While cleaning up my blog today I came across this (previously unpublished) post which focuses on what I was experiencing upon my return to Europe. It’s been exactly 2 years since I left for Thailand to start an NGO with some locals; 1.5 years since I returned. Reading through the bullet points below brought long forgotten memories back. I forgot how strange everything seemed to me back then… How I was struggling to fit in again and move on with my life… But reading about the challenges I was facing back then made me laugh as well since I’ve managed to settle back into an ordinary European life.

On June 4, 2015, I noted: “I’m suffering from reverse culture shock. There are a ton of things I just can’t get used to. I’m a stranger at home.”

These are the top issues I was struggling with back then.

  1. Where’s the chaos. I was shocked by how spacious everything was. I missed the crowds, the chaos in the streets, the variety of smells & noises. Nobody ever bumped into me. Nobody was trying to sell me a taxi ride or an overpriced souvenir. There weren’t any merchants trying to sell their goods, therefore shouting across the street. Everything seemed so quiet, tidy and well-organised!
  2. Food. I was excited for it at first but got bored within 3 days. I didn’t like most fruits anymore. Bananas weren’t as sweet as they were supposed to be; mangos & pineapple not as juicy. I didn’t care for apples. Western flavors were uneventful. I wanted sticky rice & mango. Guavas. Noodle soup. I was craving rice and chilis. I drove my Mom crazy so she decided to cook a curry. But the rice wasn’t as fluffy and soft as I was used to and the curry didn’t meet Thai standards either… I was disappointed and my Mom upset (Looking back I see what I brat I must have been!). The only food I couldn’t get enough of were dairy products but those were upsetting my stomach. My body wasn’t able to handle lactose anymore. Finally, I just couldn’t get used to eating with a knife and fork. I wanted a spoon! Oh yes, I hated having returned to Europe…

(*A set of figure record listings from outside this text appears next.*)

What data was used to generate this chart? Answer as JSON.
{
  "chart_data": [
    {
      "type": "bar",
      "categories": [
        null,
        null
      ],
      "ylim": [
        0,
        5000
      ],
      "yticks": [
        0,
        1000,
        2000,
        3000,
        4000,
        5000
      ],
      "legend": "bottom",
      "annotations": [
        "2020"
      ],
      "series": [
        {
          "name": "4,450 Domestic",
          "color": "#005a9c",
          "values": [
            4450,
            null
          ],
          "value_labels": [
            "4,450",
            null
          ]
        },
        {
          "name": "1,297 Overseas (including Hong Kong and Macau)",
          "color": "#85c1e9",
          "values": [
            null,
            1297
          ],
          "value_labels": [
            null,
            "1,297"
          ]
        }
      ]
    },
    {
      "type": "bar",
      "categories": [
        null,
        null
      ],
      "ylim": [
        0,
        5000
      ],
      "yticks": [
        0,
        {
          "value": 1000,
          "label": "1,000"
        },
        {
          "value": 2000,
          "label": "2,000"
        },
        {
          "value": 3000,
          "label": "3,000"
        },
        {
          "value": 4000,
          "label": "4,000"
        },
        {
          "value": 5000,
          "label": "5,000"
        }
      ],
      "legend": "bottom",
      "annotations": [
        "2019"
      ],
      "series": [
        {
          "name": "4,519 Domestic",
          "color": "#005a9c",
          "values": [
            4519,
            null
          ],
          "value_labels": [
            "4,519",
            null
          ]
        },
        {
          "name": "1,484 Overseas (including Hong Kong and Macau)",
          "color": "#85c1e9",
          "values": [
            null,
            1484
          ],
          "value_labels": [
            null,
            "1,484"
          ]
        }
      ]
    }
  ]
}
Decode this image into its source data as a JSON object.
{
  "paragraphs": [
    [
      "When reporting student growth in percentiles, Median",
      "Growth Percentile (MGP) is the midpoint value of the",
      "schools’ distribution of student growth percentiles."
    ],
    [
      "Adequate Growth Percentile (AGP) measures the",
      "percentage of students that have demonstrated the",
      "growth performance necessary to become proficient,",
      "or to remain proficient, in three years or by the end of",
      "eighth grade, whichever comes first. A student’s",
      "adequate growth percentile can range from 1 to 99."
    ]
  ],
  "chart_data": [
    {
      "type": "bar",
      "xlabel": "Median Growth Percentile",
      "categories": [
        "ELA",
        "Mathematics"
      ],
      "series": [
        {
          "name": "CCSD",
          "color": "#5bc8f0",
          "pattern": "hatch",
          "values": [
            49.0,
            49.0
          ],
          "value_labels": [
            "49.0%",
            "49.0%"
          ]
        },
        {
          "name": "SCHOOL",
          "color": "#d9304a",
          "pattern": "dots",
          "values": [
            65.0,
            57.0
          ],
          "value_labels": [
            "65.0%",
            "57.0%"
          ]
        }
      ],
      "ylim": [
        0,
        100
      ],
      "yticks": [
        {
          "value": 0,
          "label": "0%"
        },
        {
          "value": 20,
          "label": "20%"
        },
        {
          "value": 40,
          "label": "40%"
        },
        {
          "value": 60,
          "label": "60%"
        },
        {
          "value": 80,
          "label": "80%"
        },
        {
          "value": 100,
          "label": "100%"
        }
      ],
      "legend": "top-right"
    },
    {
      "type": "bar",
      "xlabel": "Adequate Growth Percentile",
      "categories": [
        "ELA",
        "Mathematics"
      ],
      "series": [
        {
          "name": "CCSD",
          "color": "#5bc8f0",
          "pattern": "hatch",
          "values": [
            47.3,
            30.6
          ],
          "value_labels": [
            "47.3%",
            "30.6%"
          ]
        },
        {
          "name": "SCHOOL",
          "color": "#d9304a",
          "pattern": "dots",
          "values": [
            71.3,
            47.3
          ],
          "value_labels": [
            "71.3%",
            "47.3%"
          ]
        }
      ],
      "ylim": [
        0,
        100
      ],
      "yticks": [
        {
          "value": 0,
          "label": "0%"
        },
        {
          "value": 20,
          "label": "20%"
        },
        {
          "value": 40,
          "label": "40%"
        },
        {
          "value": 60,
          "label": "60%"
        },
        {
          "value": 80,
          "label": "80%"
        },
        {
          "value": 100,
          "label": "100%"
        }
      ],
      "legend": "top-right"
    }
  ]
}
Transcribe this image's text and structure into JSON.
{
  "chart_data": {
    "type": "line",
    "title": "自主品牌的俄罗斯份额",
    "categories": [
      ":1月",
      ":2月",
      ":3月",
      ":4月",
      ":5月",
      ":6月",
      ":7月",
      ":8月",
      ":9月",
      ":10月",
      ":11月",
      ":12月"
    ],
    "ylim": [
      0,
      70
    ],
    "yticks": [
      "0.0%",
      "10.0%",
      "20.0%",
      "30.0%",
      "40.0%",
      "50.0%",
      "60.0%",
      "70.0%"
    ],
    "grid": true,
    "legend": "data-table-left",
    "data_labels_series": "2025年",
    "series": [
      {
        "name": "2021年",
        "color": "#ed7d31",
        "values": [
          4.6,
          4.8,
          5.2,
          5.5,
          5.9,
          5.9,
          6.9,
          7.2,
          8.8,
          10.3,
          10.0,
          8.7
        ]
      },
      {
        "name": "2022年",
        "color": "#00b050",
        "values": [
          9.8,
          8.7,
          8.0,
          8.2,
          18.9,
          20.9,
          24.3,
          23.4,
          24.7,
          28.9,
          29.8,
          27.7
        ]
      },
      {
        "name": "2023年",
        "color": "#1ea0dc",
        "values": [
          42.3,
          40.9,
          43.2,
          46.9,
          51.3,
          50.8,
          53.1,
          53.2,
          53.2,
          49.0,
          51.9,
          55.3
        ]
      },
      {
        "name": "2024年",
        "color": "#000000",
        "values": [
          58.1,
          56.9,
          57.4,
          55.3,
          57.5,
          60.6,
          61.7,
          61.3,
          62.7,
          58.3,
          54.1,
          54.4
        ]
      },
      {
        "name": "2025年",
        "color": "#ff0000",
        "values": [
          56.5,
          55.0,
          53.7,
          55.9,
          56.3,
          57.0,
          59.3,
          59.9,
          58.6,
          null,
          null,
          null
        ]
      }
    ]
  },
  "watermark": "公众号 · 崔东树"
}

    Spicy larb, one of my favourites

  3. So much stuff! This issue was perhaps the biggest one I struggled with. It led to countless disputes with friends, family and strangers. European houses are mansions compared to many houses in SEA. I couldn’t believe how much Europeans owned. I was overwhelmed by the amount of stuff that filled my old room and closet. I had grown rich overnight. I was Cinderella. I had re-gained access to sooooo many things. But then again I hated it. I kept telling my parents we should get rid of stuff because we didn’t need it. I kept complaining about European’s wasteful behavior. I was struggling to justify my new old lifestyle since I had experienced how other people didn’t even own 5% of what we had. And I continue to struggle with it today.
  4. It’s soooo green! I returned to Europe just as Southeast Asia’s dry season came to an end and monsoon season started. It hadn’t rained in months so most plants were either dead or withered. Europe’s summer took me by surprise: there were leaves everywhere. Trees and flowers were in full bloom and the soil was black or brown, not red!

    A remote village in Hsipaw's mountains

  5. I’m ordinary. This was the most unexpected thing to get used to. It hit me when I boarded my flight from Dubai to Hamburg: I was no longer ‘special’. Nobody was staring at me. Everyone around me was white. We all looked more or less the same. Most people were as tall or even taller than me. I was able to understand what they were talking about… and I instantaneously wished I wouldn’t be able to overhear so many conversations.
  6. Throwing toilet paper into the toilet. For months I had signs in every hotel, restaurant or train station yell at me to not throw anything into the toilet bowl as the drainage system wouldn’t be able to handle it. It took me weeks to get used to flushing down toilet paper again. Thinking about it today makes me chuckle.
  7. It’s freezing cold. I returned to Europe in summer so it wasn’t even that cold. Still, I’d be freezing and had to put on warm clothes while everyone else would be wearing shorts and t-shirts.
  8. Why so serious – why so bitter? I observed how everything and everybody seemed to be grey. There were a lot of unhappy faces around me. Frowns. No smiles. A gloomy atmosphere. Why is that? We have so much in Europe and yet we are often unable to see and appreciate it to the fullest. Life has mostly been kind to us. We live in stable, democratic countries. Our basic needs are taken care of. Once you’ve seen real poverty it puts everything else into perspective.